185 - Poisoning the Well
Motivation is a finite resource, like fresh groundwater, and the current dynamics of our global "attention economy" and adjacent influences function like fracking, repurposing, depleting, and critically contaminating that formerly fresh groundwater.
Just as chemical poisoning of water with contaminants such as lead can easily cause brain damage and remain within the body for 30 years, the systematic poisoning of human motivation via exploitive optimization over human attention can cause equally severe and long-lasting effects.
One of my colleagues observed a repeating pattern across friends they knew in a variety of very well-paid roles in tech and tech-adjacent companies some years ago, where they all seemed to be cultivating a deepening sense of malaise, losing any sense of purpose and meaning. As their attention was optimized away from things with meaning by dark patterns attacking from an ever-increasing number of vectors, and with increasing potency, they lost their grounding, making them more vulnerable to all such malevolent optimizers.
This brings to mind the famous poem by T. S. Eliot, named "The Hollow Men", now best remembered by the conclusion, that "This is the way the world ends, not with a bang but a whimper."

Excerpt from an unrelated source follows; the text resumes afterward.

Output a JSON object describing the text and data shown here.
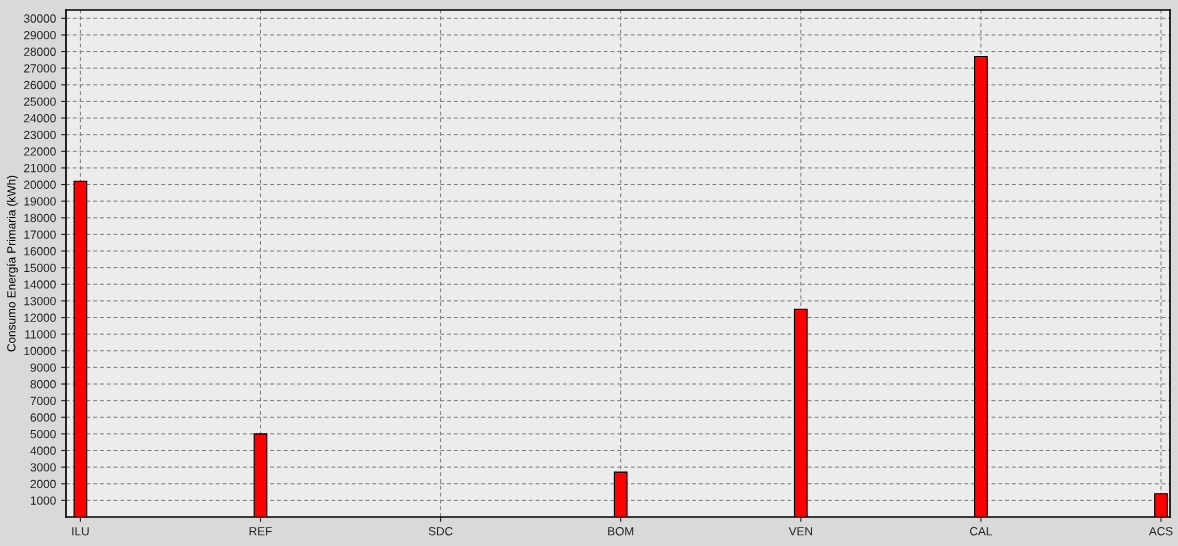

The rate of technological acceleration acts as a force multiplier, prying humanity away from any grounding, with regions also going through rapid development at even greater potential risk due to the greater pace of socio-economic changes taking shape. A chain is only as strong as the weakest link, and countless global supply chains rely on such countries and regions that are now at the greatest risk. This is a particularly potent cascade risk, as one failing can easily cause a domino effect in others.
No matter the awareness of this problem or relevant expertise, "no man is an island", and human motivation can't be fully isolated from the damage, as humans are fundamentally social creatures. As another famously put it, "...it takes a village to raise a child.", but when the villagers have no motivation to do much of anything, let alone raise and educate the next generation, then the poem may reach its conclusion.

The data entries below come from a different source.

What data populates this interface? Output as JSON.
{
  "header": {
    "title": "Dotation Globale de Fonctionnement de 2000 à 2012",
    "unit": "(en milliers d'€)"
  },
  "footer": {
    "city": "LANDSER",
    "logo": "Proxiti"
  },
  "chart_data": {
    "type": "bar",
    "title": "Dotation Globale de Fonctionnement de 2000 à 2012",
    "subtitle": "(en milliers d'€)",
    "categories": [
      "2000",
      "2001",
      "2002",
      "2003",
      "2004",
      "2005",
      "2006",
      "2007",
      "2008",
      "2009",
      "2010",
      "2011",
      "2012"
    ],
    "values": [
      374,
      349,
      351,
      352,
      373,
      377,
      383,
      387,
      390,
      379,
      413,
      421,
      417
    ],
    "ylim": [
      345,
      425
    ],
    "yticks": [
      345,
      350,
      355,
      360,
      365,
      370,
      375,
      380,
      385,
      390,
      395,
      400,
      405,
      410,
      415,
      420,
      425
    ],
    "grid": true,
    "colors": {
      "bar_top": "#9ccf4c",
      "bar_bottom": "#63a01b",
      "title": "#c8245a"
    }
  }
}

Dark patterns hack human motivation by design, punching an increasingly large hole in the bottom of the bucket, and "We've created a world in which online connection has become primary. Especially for younger generations. And yet, in that world, anytime two people connect, the only way it's financed is through a sneaky third person who's paying to manipulate those two people. So we've created an entire global generation of people who were raised within a context with the very meaning of communication, the very meaning of culture, is manipulation."
This begs the question of humanity's current dilemma, how can humanity escape the trap when those with the resources to do so have lost all motivation and grounding? We have the technical means, but that means nothing if they lack the will to take a single step.